Queen Mafa :Et c’est ainsi que vous vous retournez vers l’enseignement, au collège Tounouma, là où vous aviez été élève. Aujourd’hui, vous affirmez n’avoir aucun regret ?
Jeanne SOME: Je n’ai pas de diplômes universitaires, mais j’ai fait mon chemin. Mon « université », ce fut le scoutisme féminin et le guidisme. Les sessions, les rencontres, les séminaires… c’est là que j’ai tout appris. Souvent, les gens voient mon assurance et croient que j’ai un doctorat. Je n’ai même pas la licence ! Mais le militantisme m’a donné une école que les livres ne donnent pas toujours.
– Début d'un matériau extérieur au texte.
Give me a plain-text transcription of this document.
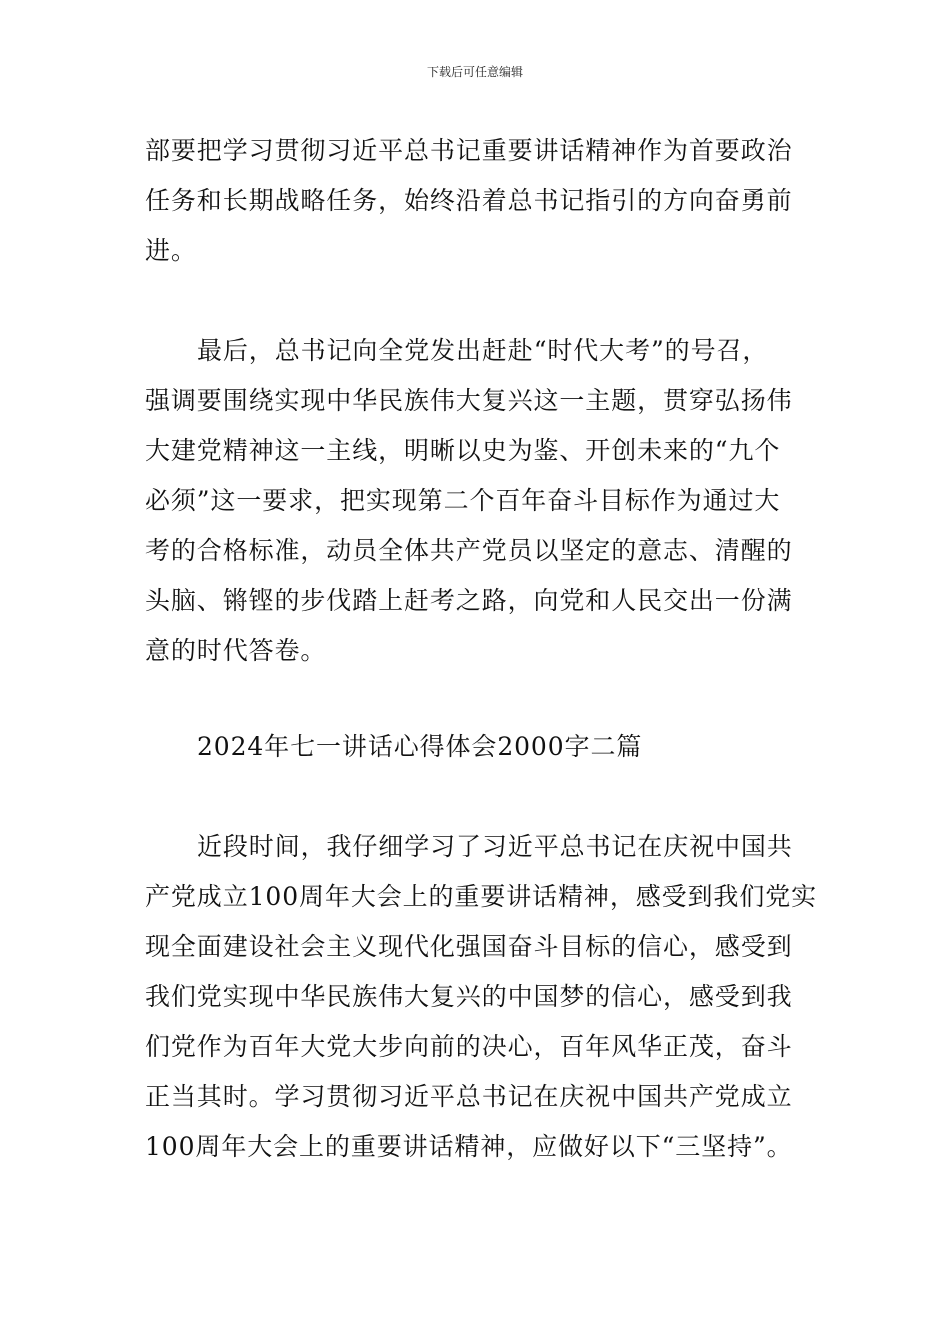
下载后可任意编辑
部要把学习贯彻习近平总书记重要讲话精神作为首要政治
任务和长期战略任务，始终沿着总书记指引的方向奋勇前
进。
最后，总书记向全党发出赶赴“时代大考”的号召，
强调要围绕实现中华民族伟大复兴这一主题，贯穿弘扬伟
大建党精神这一主线，明晰以史为鉴、开创未来的“九个
必须”这一要求，把实现第二个百年奋斗目标作为通过大
考的合格标准，动员全体共产党员以坚定的意志、清醒的
头脑、锵铿的步伐踏上赶考之路，向党和人民交出一份满
意的时代答卷。
2024年七一讲话心得体会2000字二篇
近段时间，我仔细学习了习近平总书记在庆祝中国共
产党成立100周年大会上的重要讲话精神，感受到我们党实
现全面建设社会主义现代化强国奋斗目标的信心，感受到
我们党实现中华民族伟大复兴的中国梦的信心，感受到我
们党作为百年大党大步向前的决心，百年风华正茂，奋斗
正当其时。学习贯彻习近平总书记在庆祝中国共产党成立
100周年大会上的重要讲话精神，应做好以下“三坚持”。
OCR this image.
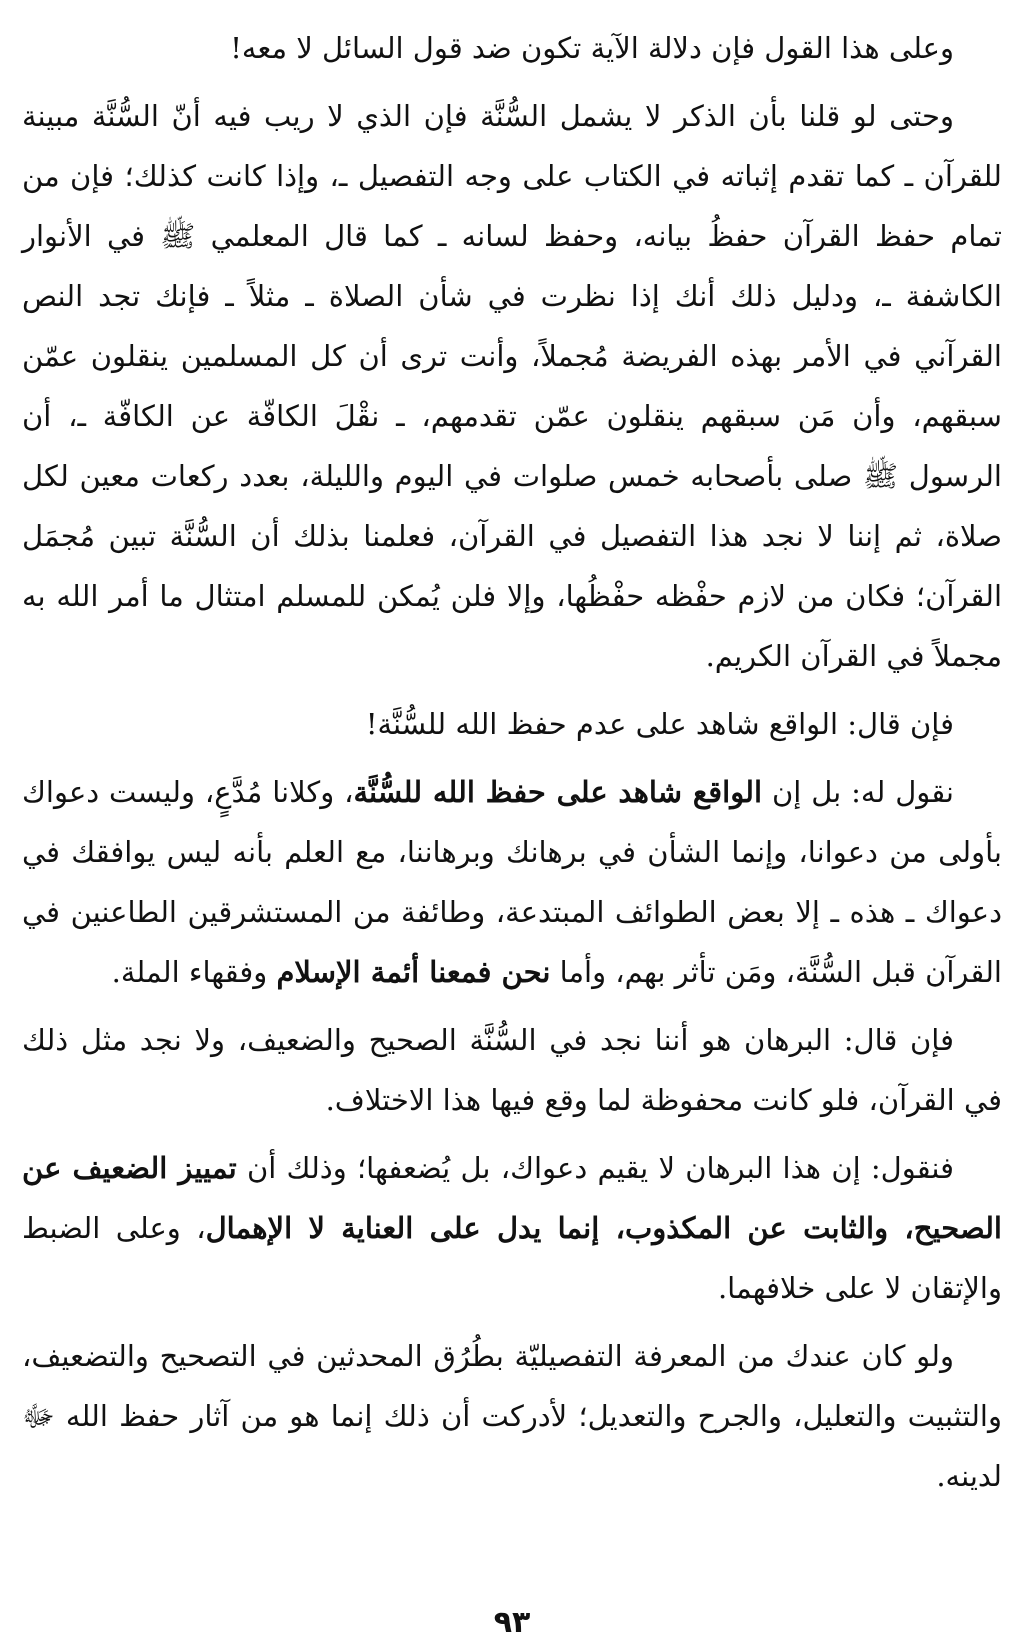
وعلى هذا القول فإن دلالة الآية تكون ضد قول السائل لا معه!

وحتى لو قلنا بأن الذكر لا يشمل السُّنَّة فإن الذي لا ريب فيه أنّ السُّنَّة مبينة للقرآن ـ كما تقدم إثباته في الكتاب على وجه التفصيل ـ، وإذا كانت كذلك؛ فإن من تمام حفظ القرآن حفظُ بيانه، وحفظ لسانه ـ كما قال المعلمي ﷺ في الأنوار الكاشفة ـ، ودليل ذلك أنك إذا نظرت في شأن الصلاة ـ مثلاً ـ فإنك تجد النص القرآني في الأمر بهذه الفريضة مُجملاً، وأنت ترى أن كل المسلمين ينقلون عمّن سبقهم، وأن مَن سبقهم ينقلون عمّن تقدمهم، ـ نقْلَ الكافّة عن الكافّة ـ، أن الرسول ﷺ صلى بأصحابه خمس صلوات في اليوم والليلة، بعدد ركعات معين لكل صلاة، ثم إننا لا نجد هذا التفصيل في القرآن، فعلمنا بذلك أن السُّنَّة تبين مُجمَل القرآن؛ فكان من لازم حفْظه حفْظُها، وإلا فلن يُمكن للمسلم امتثال ما أمر الله به مجملاً في القرآن الكريم.

فإن قال: الواقع شاهد على عدم حفظ الله للسُّنَّة!

نقول له: بل إن الواقع شاهد على حفظ الله للسُّنَّة، وكلانا مُدَّعٍ، وليست دعواك بأولى من دعوانا، وإنما الشأن في برهانك وبرهاننا، مع العلم بأنه ليس يوافقك في دعواك ـ هذه ـ إلا بعض الطوائف المبتدعة، وطائفة من المستشرقين الطاعنين في القرآن قبل السُّنَّة، ومَن تأثر بهم، وأما نحن فمعنا أئمة الإسلام وفقهاء الملة.

فإن قال: البرهان هو أننا نجد في السُّنَّة الصحيح والضعيف، ولا نجد مثل ذلك في القرآن، فلو كانت محفوظة لما وقع فيها هذا الاختلاف.

فنقول: إن هذا البرهان لا يقيم دعواك، بل يُضعفها؛ وذلك أن تمييز الضعيف عن الصحيح، والثابت عن المكذوب، إنما يدل على العناية لا الإهمال، وعلى الضبط والإتقان لا على خلافهما.

ولو كان عندك من المعرفة التفصيليّة بطُرُق المحدثين في التصحيح والتضعيف، والتثبيت والتعليل، والجرح والتعديل؛ لأدركت أن ذلك إنما هو من آثار حفظ الله ﷻ لدينه.

٩٣
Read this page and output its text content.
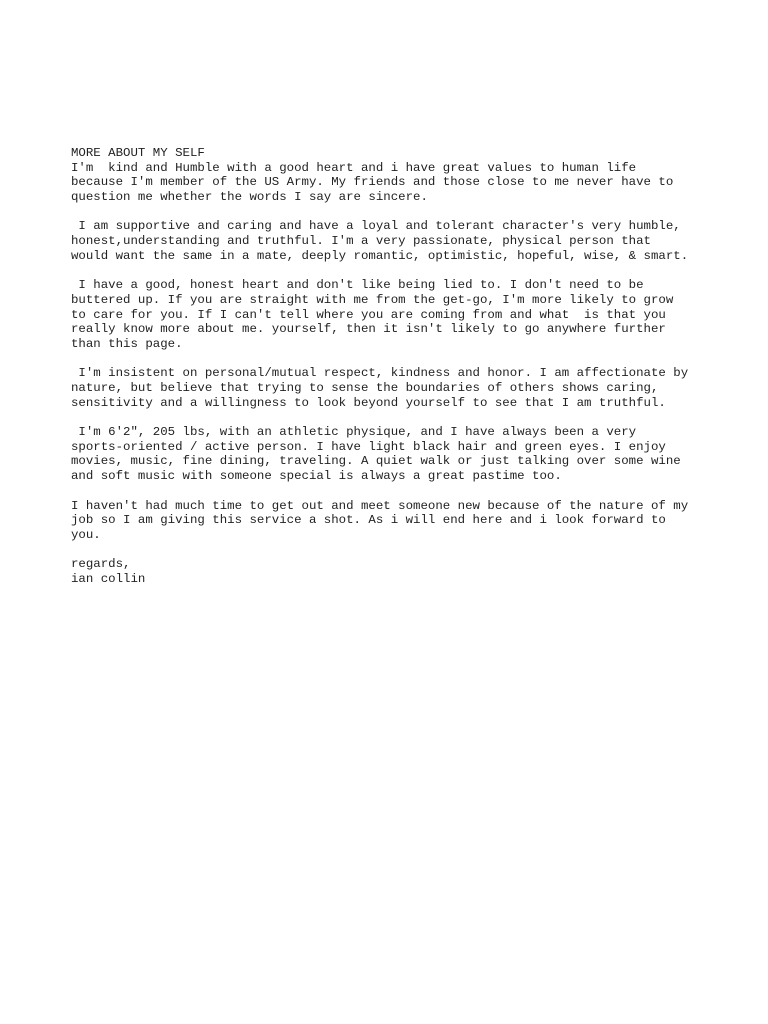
MORE ABOUT MY SELF
I'm  kind and Humble with a good heart and i have great values to human life
because I'm member of the US Army. My friends and those close to me never have to
question me whether the words I say are sincere.
I am supportive and caring and have a loyal and tolerant character's very humble,
honest,understanding and truthful. I'm a very passionate, physical person that
would want the same in a mate, deeply romantic, optimistic, hopeful, wise, & smart.
I have a good, honest heart and don't like being lied to. I don't need to be
buttered up. If you are straight with me from the get-go, I'm more likely to grow
to care for you. If I can't tell where you are coming from and what  is that you
really know more about me. yourself, then it isn't likely to go anywhere further
than this page.
I'm insistent on personal/mutual respect, kindness and honor. I am affectionate by
nature, but believe that trying to sense the boundaries of others shows caring,
sensitivity and a willingness to look beyond yourself to see that I am truthful.
I'm 6'2", 205 lbs, with an athletic physique, and I have always been a very
sports-oriented / active person. I have light black hair and green eyes. I enjoy
movies, music, fine dining, traveling. A quiet walk or just talking over some wine
and soft music with someone special is always a great pastime too.
I haven't had much time to get out and meet someone new because of the nature of my
job so I am giving this service a shot. As i will end here and i look forward to
you.
regards,
ian collin
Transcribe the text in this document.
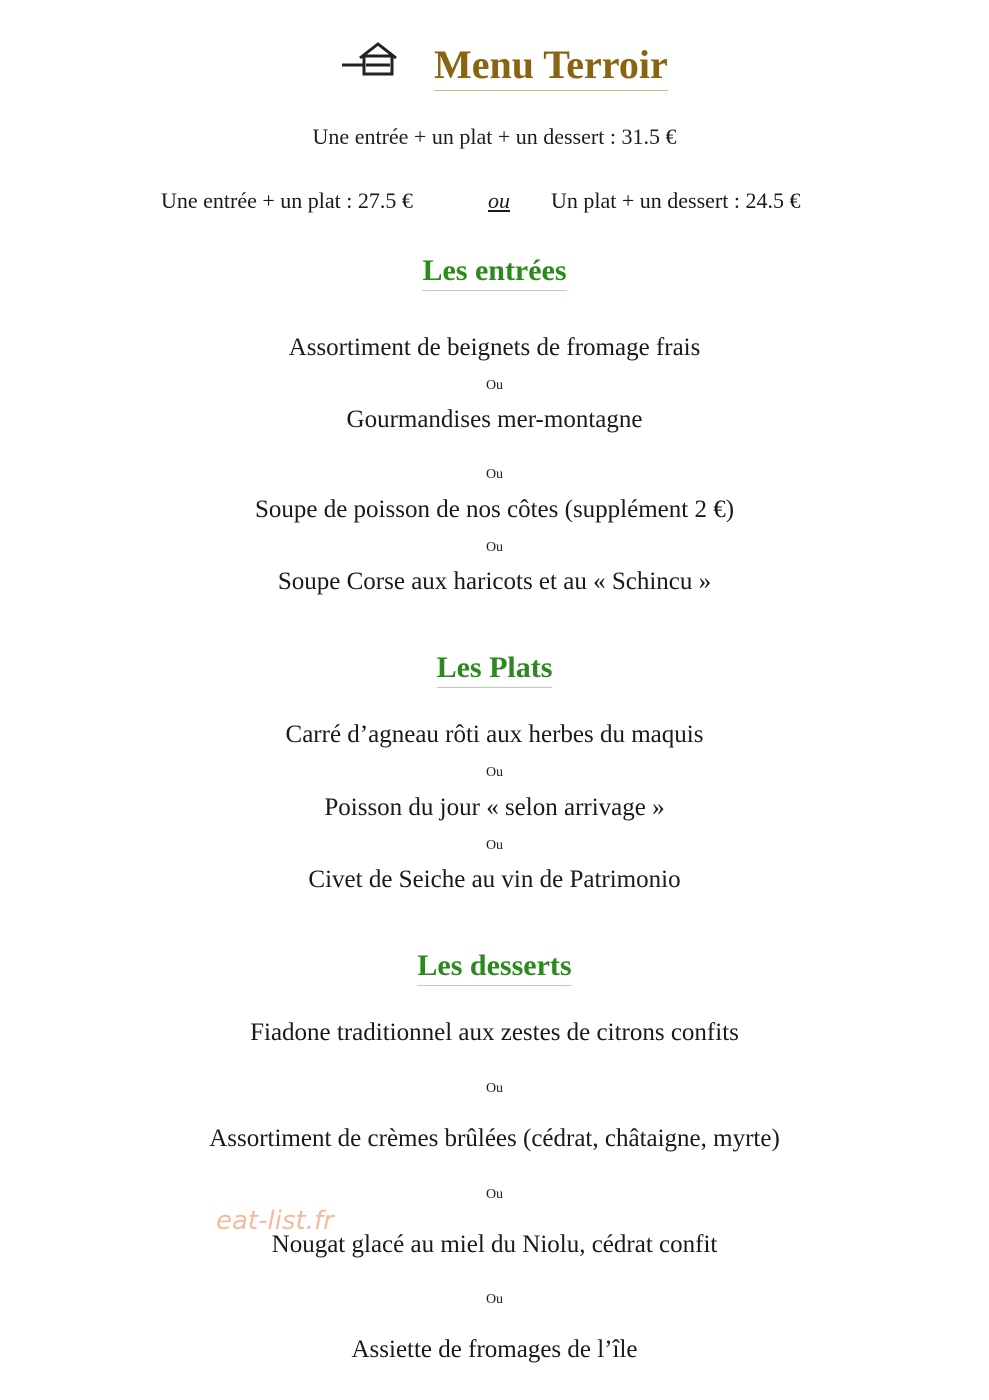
Menu Terroir
Une entrée + un plat + un dessert : 31.5 €
Une entrée + un plat : 27.5 €	ou Un plat + un dessert : 24.5 €
Les entrées
Assortiment de beignets de fromage frais
Ou
Gourmandises mer-montagne
Ou
Soupe de poisson de nos côtes (supplément 2 €)
Ou
Soupe Corse aux haricots et au « Schincu »
Les Plats
Carré d’agneau rôti aux herbes du maquis
Ou
Poisson du jour « selon arrivage »
Ou
Civet de Seiche au vin de Patrimonio
Les desserts
Fiadone traditionnel aux zestes de citrons confits
Ou
Assortiment de crèmes brûlées (cédrat, châtaigne, myrte)
Ou
Nougat glacé au miel du Niolu, cédrat confit
Ou
Assiette de fromages de l’île
eat-list.fr
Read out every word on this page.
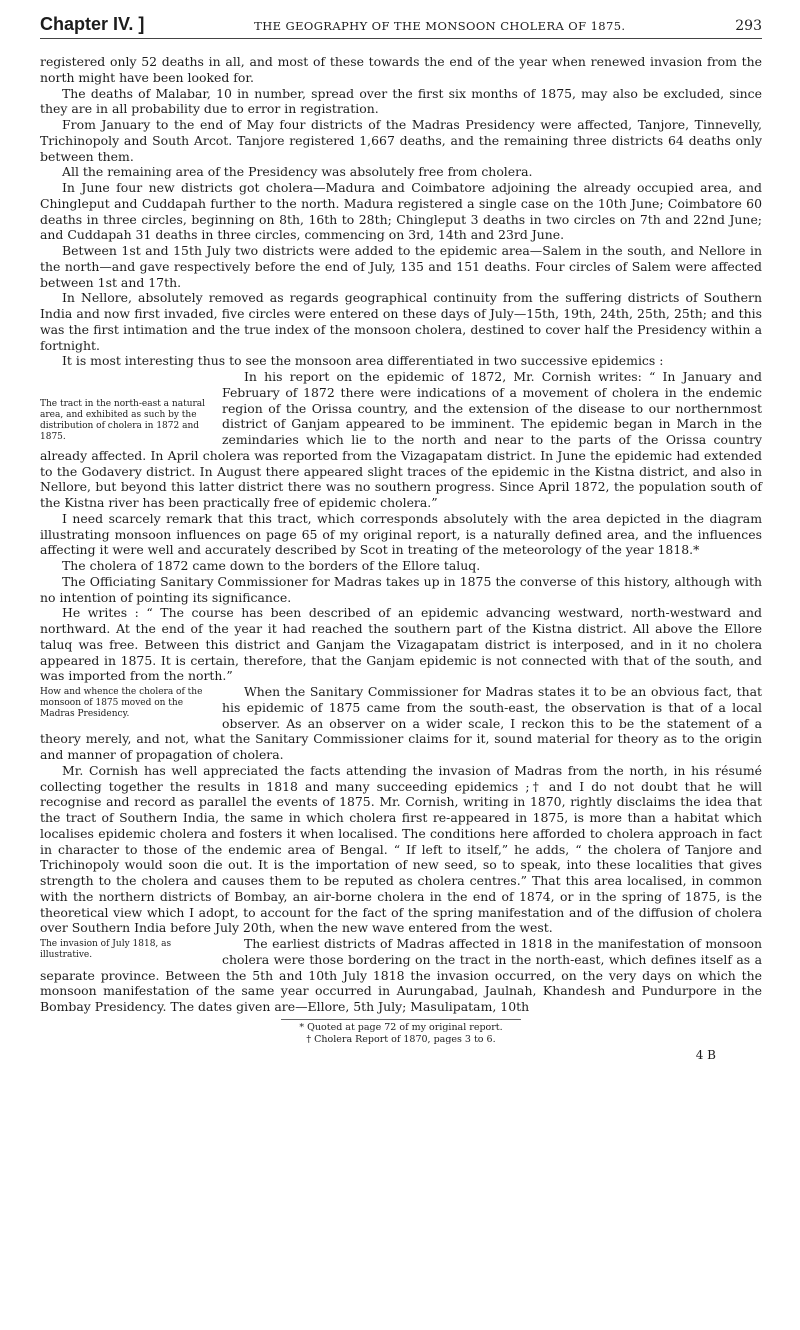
Chapter IV. ]	THE GEOGRAPHY OF THE MONSOON CHOLERA OF 1875.	293

registered only 52 deaths in all, and most of these towards the end of the year when renewed invasion from the north might have been looked for.

The deaths of Malabar, 10 in number, spread over the first six months of 1875, may also be excluded, since they are in all probability due to error in registration.

From January to the end of May four districts of the Madras Presidency were affected, Tanjore, Tinnevelly, Trichinopoly and South Arcot. Tanjore registered 1,667 deaths, and the remaining three districts 64 deaths only between them.

All the remaining area of the Presidency was absolutely free from cholera.

In June four new districts got cholera—Madura and Coimbatore adjoining the already occupied area, and Chingleput and Cuddapah further to the north. Madura registered a single case on the 10th June; Coimbatore 60 deaths in three circles, beginning on 8th, 16th to 28th; Chingleput 3 deaths in two circles on 7th and 22nd June; and Cuddapah 31 deaths in three circles, commencing on 3rd, 14th and 23rd June.

Between 1st and 15th July two districts were added to the epidemic area—Salem in the south, and Nellore in the north—and gave respectively before the end of July, 135 and 151 deaths. Four circles of Salem were affected between 1st and 17th.

In Nellore, absolutely removed as regards geographical continuity from the suffering districts of Southern India and now first invaded, five circles were entered on these days of July—15th, 19th, 24th, 25th, 25th; and this was the first intimation and the true index of the monsoon cholera, destined to cover half the Presidency within a fortnight.

It is most interesting thus to see the monsoon area differentiated in two successive epidemics :

The tract in the north-east a natural area, and exhibited as such by the distribution of cholera in 1872 and 1875.

In his report on the epidemic of 1872, Mr. Cornish writes: “ In January and February of 1872 there were indications of a movement of cholera in the endemic region of the Orissa country, and the extension of the disease to our northernmost district of Ganjam appeared to be imminent. The epidemic began in March in the zemindaries which lie to the north and near to the parts of the Orissa country already affected. In April cholera was reported from the Vizagapatam district. In June the epidemic had extended to the Godavery district. In August there appeared slight traces of the epidemic in the Kistna district, and also in Nellore, but beyond this latter district there was no southern progress. Since April 1872, the population south of the Kistna river has been practically free of epidemic cholera.”

I need scarcely remark that this tract, which corresponds absolutely with the area depicted in the diagram illustrating monsoon influences on page 65 of my original report, is a naturally defined area, and the influences affecting it were well and accurately described by Scot in treating of the meteorology of the year 1818.*

The cholera of 1872 came down to the borders of the Ellore taluq.

The Officiating Sanitary Commissioner for Madras takes up in 1875 the converse of this history, although with no intention of pointing its significance.

He writes : “ The course has been described of an epidemic advancing westward, north-westward and northward. At the end of the year it had reached the southern part of the Kistna district. All above the Ellore taluq was free. Between this district and Ganjam the Vizagapatam district is interposed, and in it no cholera appeared in 1875. It is certain, therefore, that the Ganjam epidemic is not connected with that of the south, and was imported from the north.”

How and whence the cholera of the monsoon of 1875 moved on the Madras Presidency.

When the Sanitary Commissioner for Madras states it to be an obvious fact, that his epidemic of 1875 came from the south-east, the observation is that of a local observer. As an observer on a wider scale, I reckon this to be the statement of a theory merely, and not, what the Sanitary Commissioner claims for it, sound material for theory as to the origin and manner of propagation of cholera.

Mr. Cornish has well appreciated the facts attending the invasion of Madras from the north, in his résumé collecting together the results in 1818 and many succeeding epidemics ;† and I do not doubt that he will recognise and record as parallel the events of 1875. Mr. Cornish, writing in 1870, rightly disclaims the idea that the tract of Southern India, the same in which cholera first re-appeared in 1875, is more than a habitat which localises epidemic cholera and fosters it when localised. The conditions here afforded to cholera approach in fact in character to those of the endemic area of Bengal. “ If left to itself,” he adds, “ the cholera of Tanjore and Trichinopoly would soon die out. It is the importation of new seed, so to speak, into these localities that gives strength to the cholera and causes them to be reputed as cholera centres.” That this area localised, in common with the northern districts of Bombay, an air-borne cholera in the end of 1874, or in the spring of 1875, is the theoretical view which I adopt, to account for the fact of the spring manifestation and of the diffusion of cholera over Southern India before July 20th, when the new wave entered from the west.

The invasion of July 1818, as illustrative.

The earliest districts of Madras affected in 1818 in the manifestation of monsoon cholera were those bordering on the tract in the north-east, which defines itself as a separate province. Between the 5th and 10th July 1818 the invasion occurred, on the very days on which the monsoon manifestation of the same year occurred in Aurungabad, Jaulnah, Khandesh and Pundurpore in the Bombay Presidency. The dates given are—Ellore, 5th July; Masulipatam, 10th

* Quoted at page 72 of my original report.
† Cholera Report of 1870, pages 3 to 6.
4 B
Queen Mafa : On voit que vous vous êtes retrouvée enseignante, malgré vous. Mais on voit aussi que vous avez aimé le métier. Qu’est ce qui était exaltant dans ce métier ?
Jeanne Somé: Je m’entendais bien avec les élèves, j’avais plaisir à les rencontrer, à dispenser les cours de français et tout. Elles n’hésitaient pas à venir me voir, on causait. J’ai trouvé que c’était intéressant d’enseigner surtout au niveau des filles.
Queen Mafa: Vous avez pu gravir les échelons pour être la première femme Directrice Générale de l’Éducation au niveau national. Comment avez-vous survécu dans ce milieu d’hommes qui prédisaient votre chute en six mois ?
Jeanne Somé : Il y a beaucoup d’hommes qui ont dit non, d’où elle sort celle-là ? Quel diplôme elle a ? elle ne va pas tenir, même 6 mois elle ne va pas tenir. Elle va partir. Je suis restée de 1988 à 1992. Ils se sont aperçus que non. Moi j’ai dit, vous savez, si c’est le milieu des hommes je n’ai pas peur. J’ai grandi au milieu de garçons. Depuis mon enfance, il a fallu me battre. C’est vrai que mon papa m’a beaucoup aidé mais il a fallu me battre pour avoir ma place . Donc je ne suis pas complexée au milieu des hommes. Il y en a qui avaient décidé, quand je suis arrivée à la direction générale, de me créer des problèmes. Mais je ne me suis pas laissée faire. Quand tu me parles mal, je te réponds mal. Au bout d’un an, 2 ans, chacun est rentré dans les rangs.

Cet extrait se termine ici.